Ni la publicidad de sus proyectos “ecológicos” y mucho menos sus “políticas verdes”, las cuales son promovidas para que sean ejecutadas por los sectores populares y trabajadores, insistiéndonos en que hay que cuidar el agua, usar bicicleta, reciclar, y una serie de acciones para contravenir con el desastre ecológico que se avecina. Al mismo tiempo que siguen ejecutando la explotación de los ecosistemas mediante técnicas cada vez más contaminantes como el fracking, uso de cianuro y de agrotóxicos, minería a cielo abierto, y siembra de transgénicos, y por supuesto toda la contaminación provocada por los desechos industriales, entre muchas otras acciones, que son las que están provocando el agotamiento de los recursos y a la generación de residuos que el planeta no puede asimilar.

 

Además es necesario señalar que quienes sufrimos las consecuencias de los desastres ambientales somos las clases populares y trabajadoras, quienes padecemos las muertes que cobra la contaminación del medio ambiente, mientras los monopolios gozan de las ganancias que

 

El capitalismo de ninguna manera puede ser sustentable ni amigable con el medio ambiente o la sociedad.
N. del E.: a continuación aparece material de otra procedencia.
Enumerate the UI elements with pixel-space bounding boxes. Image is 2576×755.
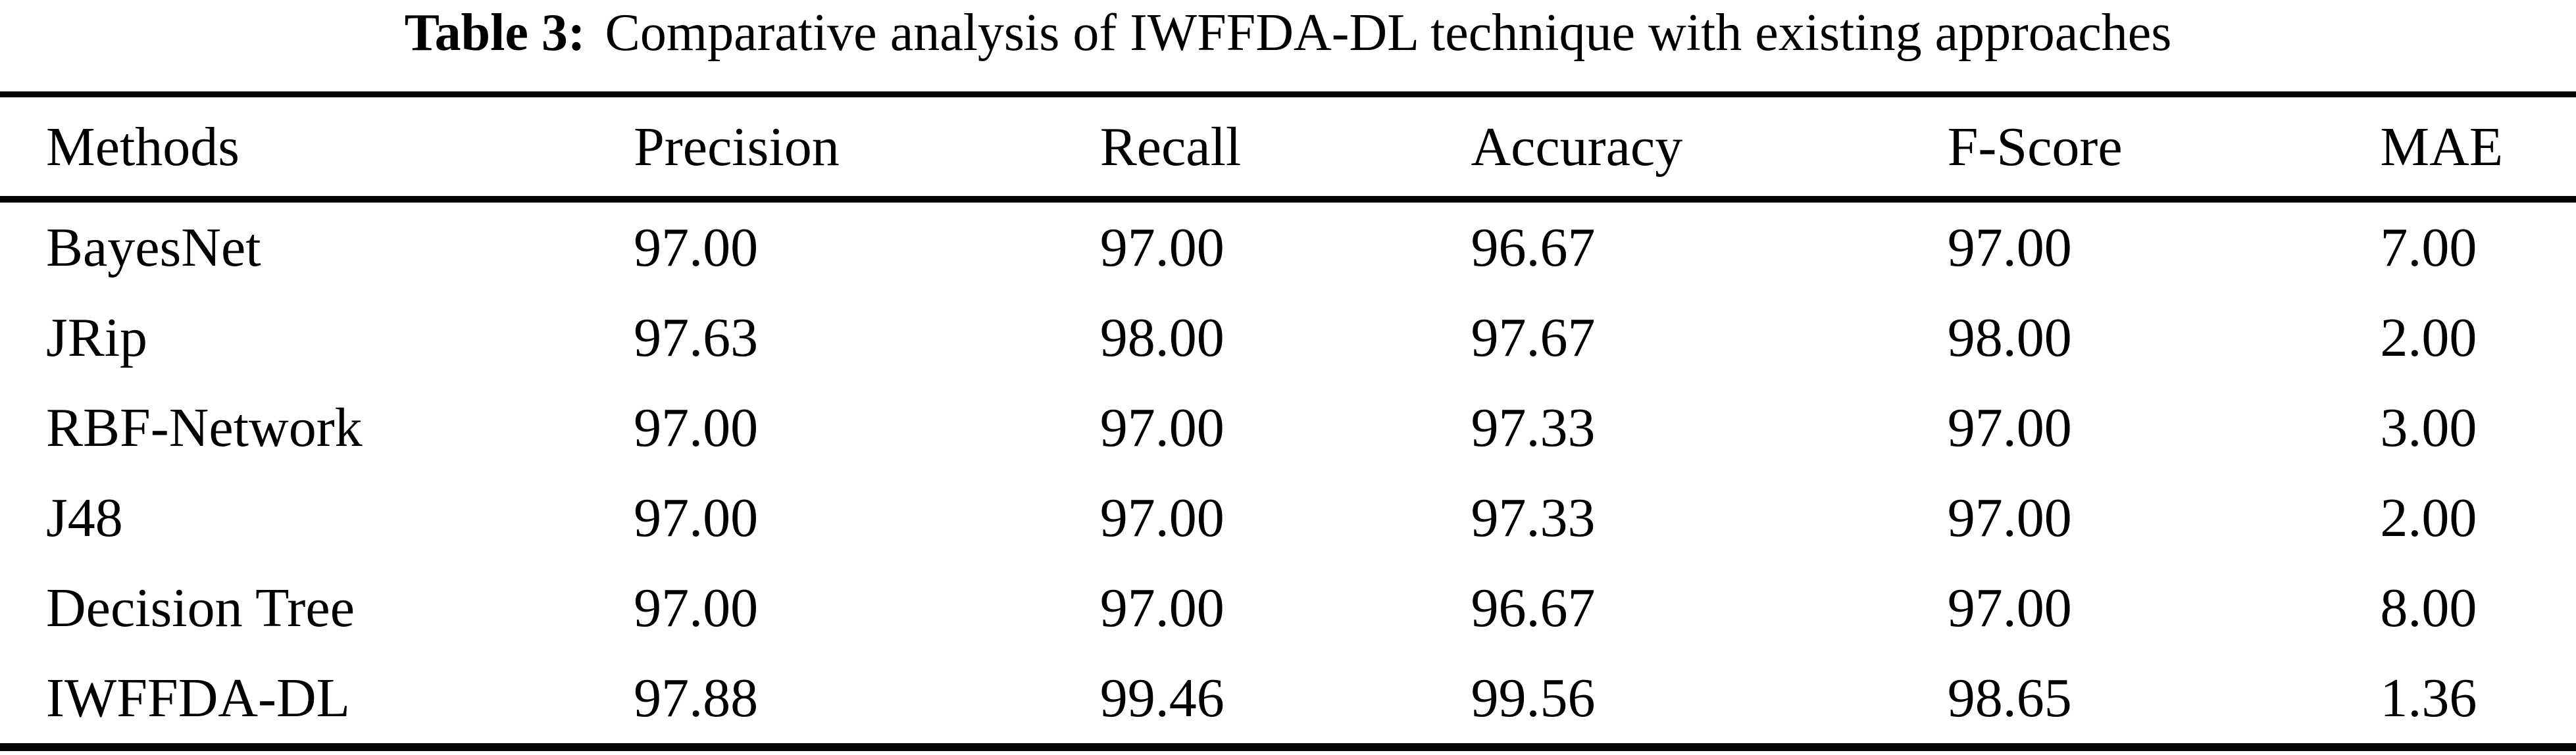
column-header-mae: MAE [2380, 94, 2576, 203]
table-row: Decision Tree 97.00 97.00 96.67 97.00 8.… [0, 563, 2576, 653]
table-caption: Table 3: Comparative analysis of IWFFDA-D… [0, 0, 2576, 91]
cell-mae: 3.00 [2380, 397, 2477, 458]
cell-accuracy: 99.56 [1471, 668, 1596, 729]
cell-method: JRip [46, 307, 148, 368]
cell-accuracy: 97.33 [1471, 487, 1596, 548]
table-row: J48 97.00 97.00 97.33 97.00 2.00 [0, 473, 2576, 563]
cell-precision: 97.63 [634, 307, 759, 368]
cell-precision: 97.88 [634, 668, 759, 729]
cell-accuracy: 96.67 [1471, 577, 1596, 639]
cell-mae: 8.00 [2380, 577, 2477, 639]
table-caption-text: Comparative analysis of IWFFDA-DL techni… [605, 4, 2172, 62]
comparison-table: Methods Precision Recall Accuracy F-Scor… [0, 91, 2576, 751]
cell-recall: 97.00 [1099, 217, 1225, 278]
cell-precision: 97.00 [634, 217, 759, 278]
cell-mae: 2.00 [2380, 487, 2477, 548]
table-caption-label: Table 3: [404, 4, 586, 62]
cell-recall: 97.00 [1099, 397, 1225, 458]
cell-recall: 98.00 [1099, 307, 1225, 368]
cell-fscore: 98.65 [1947, 668, 2072, 729]
cell-recall: 97.00 [1099, 577, 1225, 639]
cell-precision: 97.00 [634, 487, 759, 548]
table-header-row: Methods Precision Recall Accuracy F-Scor… [0, 94, 2576, 203]
cell-method: Decision Tree [46, 577, 355, 639]
cell-fscore: 97.00 [1947, 217, 2072, 278]
cell-mae: 7.00 [2380, 217, 2477, 278]
cell-recall: 99.46 [1099, 668, 1225, 729]
table-row: JRip 97.63 98.00 97.67 98.00 2.00 [0, 293, 2576, 383]
cell-accuracy: 97.33 [1471, 397, 1596, 458]
table-body: BayesNet 97.00 97.00 96.67 97.00 7.00 JR… [0, 199, 2576, 747]
cell-precision: 97.00 [634, 577, 759, 639]
cell-precision: 97.00 [634, 397, 759, 458]
cell-method: IWFFDA-DL [46, 668, 350, 729]
table-row: RBF-Network 97.00 97.00 97.33 97.00 3.00 [0, 383, 2576, 473]
cell-mae: 2.00 [2380, 307, 2477, 368]
cell-method: BayesNet [46, 217, 261, 278]
cell-fscore: 97.00 [1947, 487, 2072, 548]
cell-accuracy: 97.67 [1471, 307, 1596, 368]
cell-recall: 97.00 [1099, 487, 1225, 548]
cell-fscore: 97.00 [1947, 577, 2072, 639]
cell-fscore: 98.00 [1947, 307, 2072, 368]
cell-method: RBF-Network [46, 397, 363, 458]
cell-fscore: 97.00 [1947, 397, 2072, 458]
column-header-precision: Precision [634, 94, 1100, 203]
cell-mae: 1.36 [2380, 668, 2477, 729]
column-header-methods: Methods [0, 94, 634, 203]
table-row: IWFFDA-DL 97.88 99.46 99.56 98.65 1.36 [0, 653, 2576, 747]
cell-accuracy: 96.67 [1471, 217, 1596, 278]
column-header-fscore: F-Score [1947, 94, 2381, 203]
column-header-recall: Recall [1099, 94, 1471, 203]
column-header-accuracy: Accuracy [1471, 94, 1948, 203]
cell-method: J48 [46, 487, 123, 548]
table-row: BayesNet 97.00 97.00 96.67 97.00 7.00 [0, 199, 2576, 293]
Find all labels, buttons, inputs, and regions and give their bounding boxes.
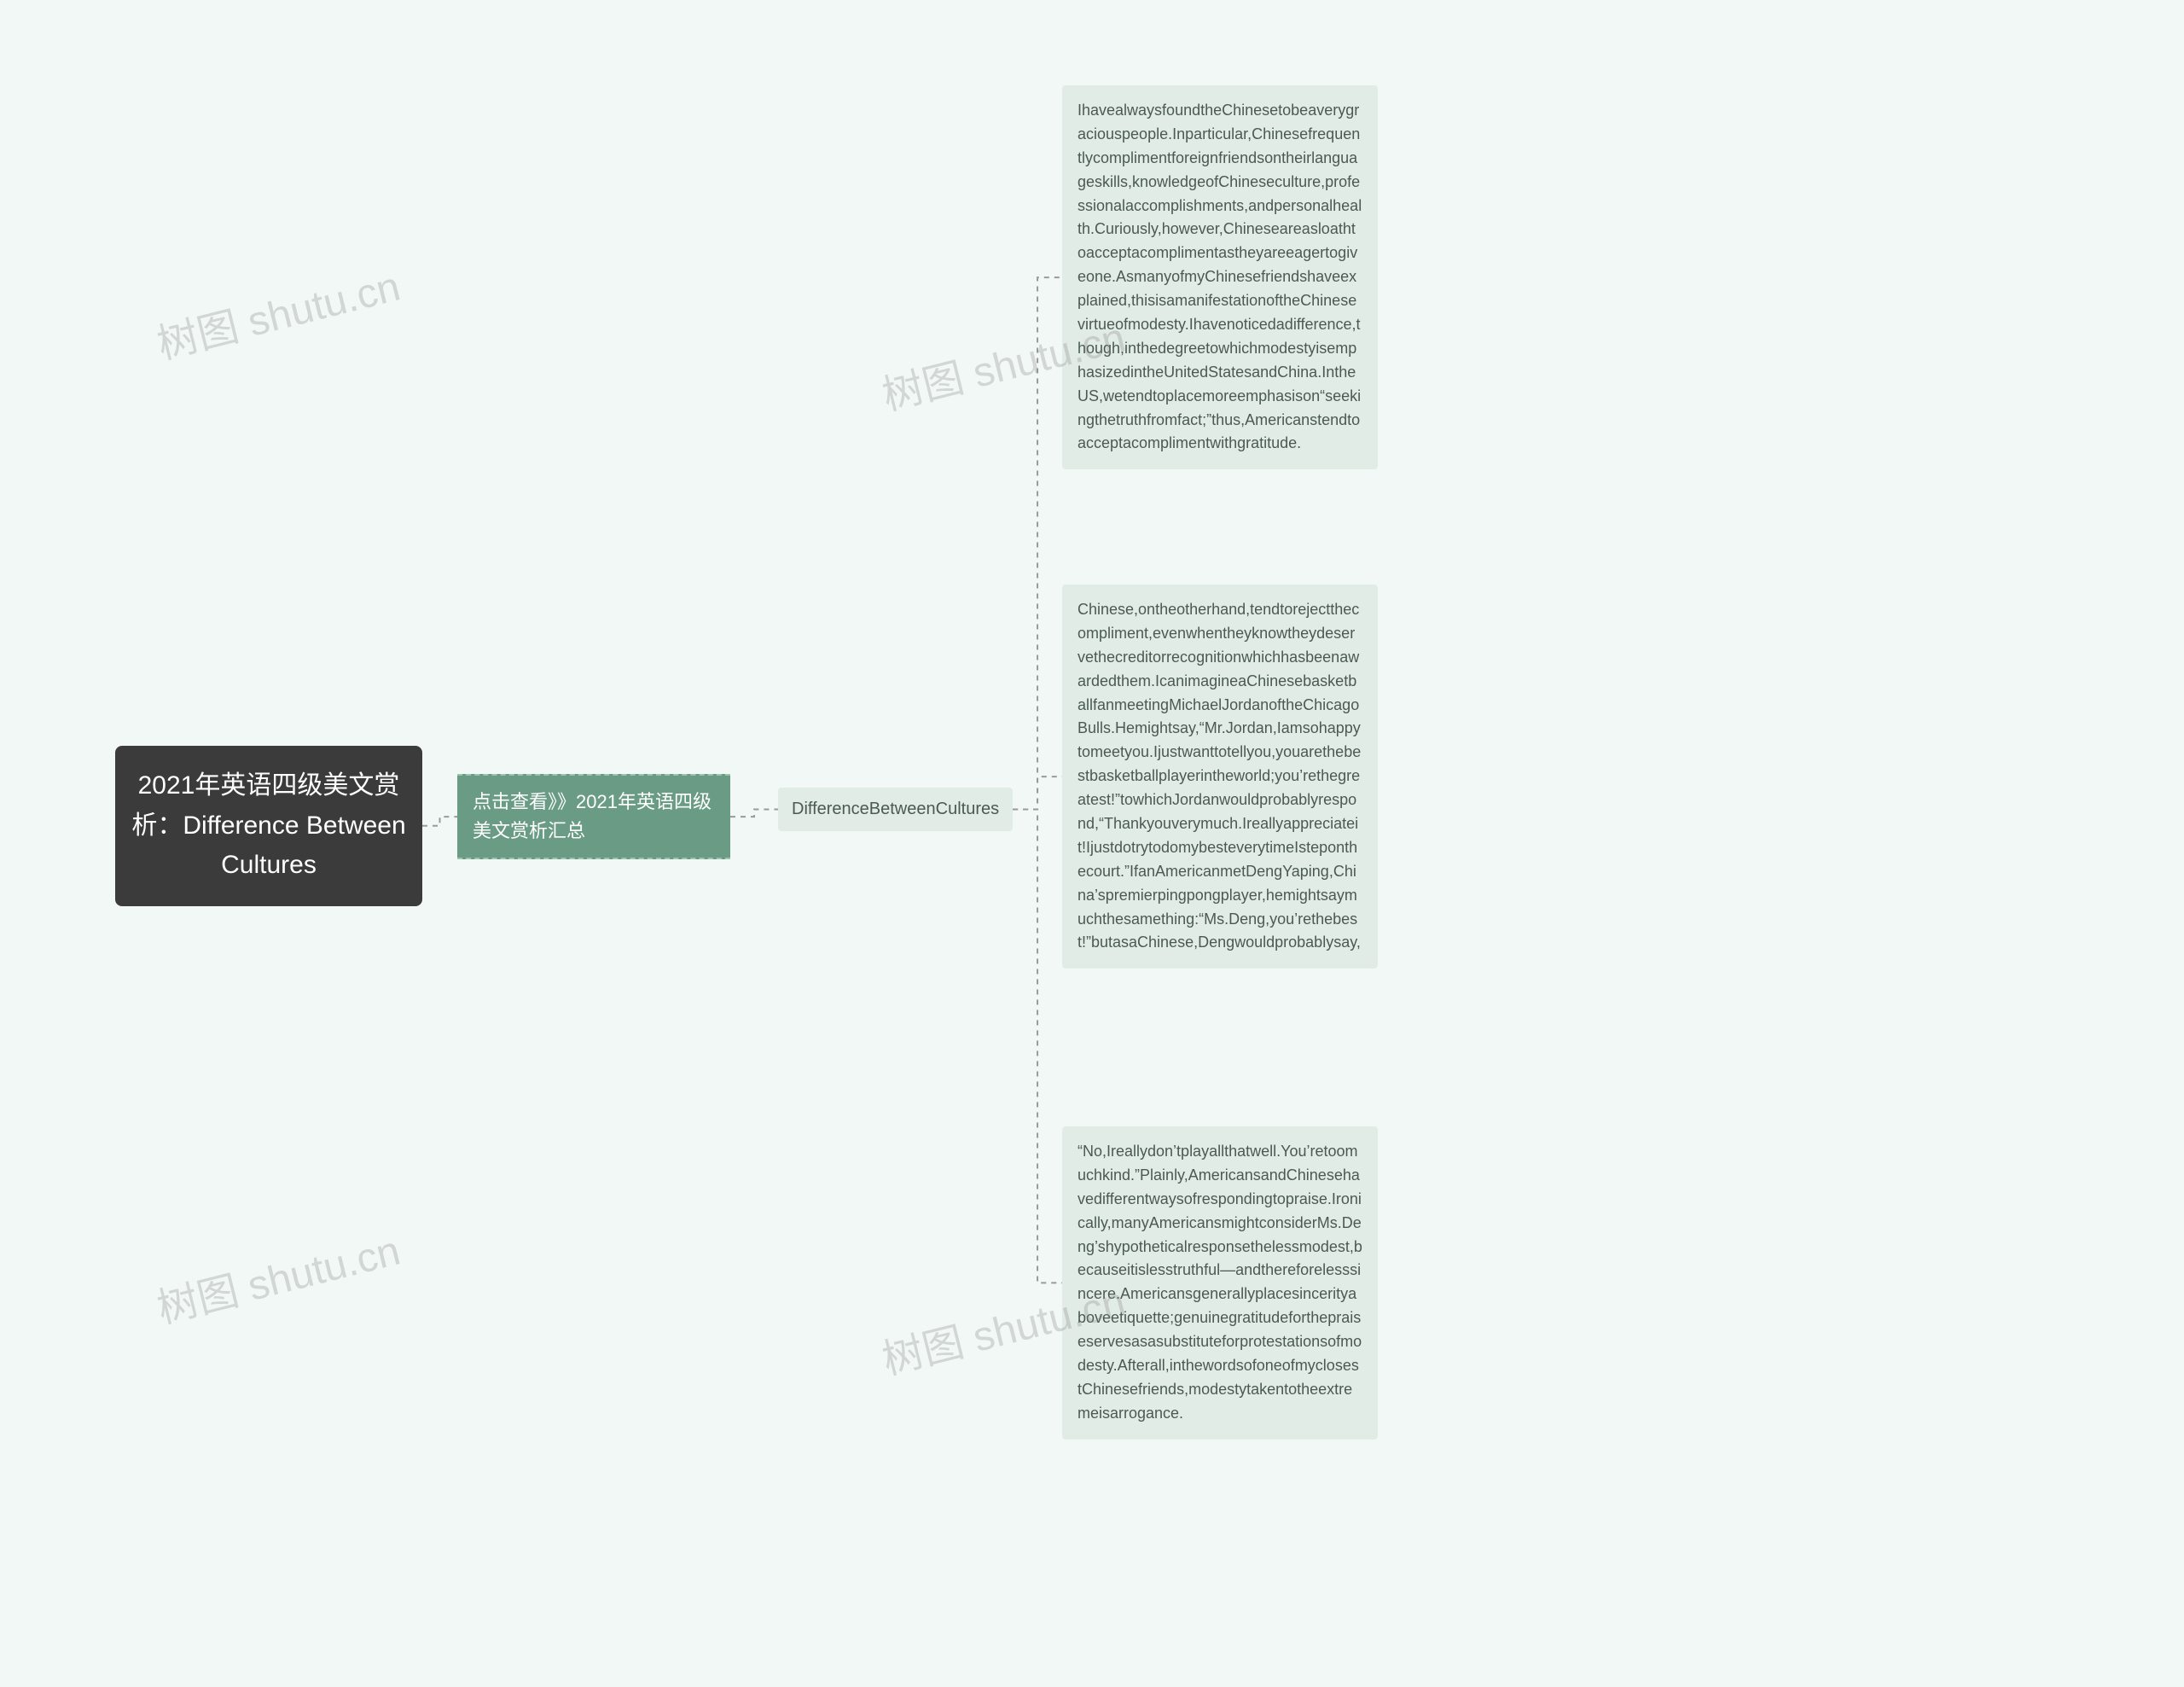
- mindmap-node-link-summary: 点击查看》》2021年英语四级美文赏析汇总: [457, 774, 730, 859]
- mindmap-leaf-paragraph-1: IhavealwaysfoundtheChinesetobeaverygraci…: [1062, 85, 1378, 469]
- watermark-text: 树图 shutu.cn: [150, 253, 405, 370]
- watermark-text: 树图 shutu.cn: [150, 1217, 405, 1335]
- mindmap-leaf-paragraph-2: Chinese,ontheotherhand,tendtorejecttheco…: [1062, 585, 1378, 969]
- connector-line: [730, 810, 778, 817]
- connector-line: [422, 817, 457, 826]
- connector-line: [1013, 810, 1062, 1283]
- connector-line: [1013, 777, 1062, 809]
- mindmap-node-difference-between-cultures: DifferenceBetweenCultures: [778, 788, 1013, 831]
- mindmap-root-node: 2021年英语四级美文赏析：Difference Between Culture…: [115, 746, 422, 906]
Su discurso ecologista oculta el problema de fondo: los intreses de las empresas por maximizar sus ganancias y los gobiernos que siempre que empujan políticas ambientales “más flexibles” para satisfacer esos intereses.

 

Entonces ¿Cuál es la salida a este problema? Sólo una economía planificada basada en las necesidades de la sociedad y con la clase obrera al mando de los medios de producción es posible un desarrollo sustentable. Sólo bajo un sistema socialista en el que la humanidad produzca de forma democrática podremos no solo dejar de dañar a la naturaleza, si no destinar tecnología y trabajo para recuperarla.

 

Pueden ocultar su farsa, pero tarde o temprano caerán abriendo paso a un mundo mejor. Sin embargo, el actual sistema económico no caerá por sí sólo, ni el socialismo llegará por obra divina, es imprescindible unir esfuerzos y organizarnos para luchar por el futuro de la humanidad y de la naturaleza.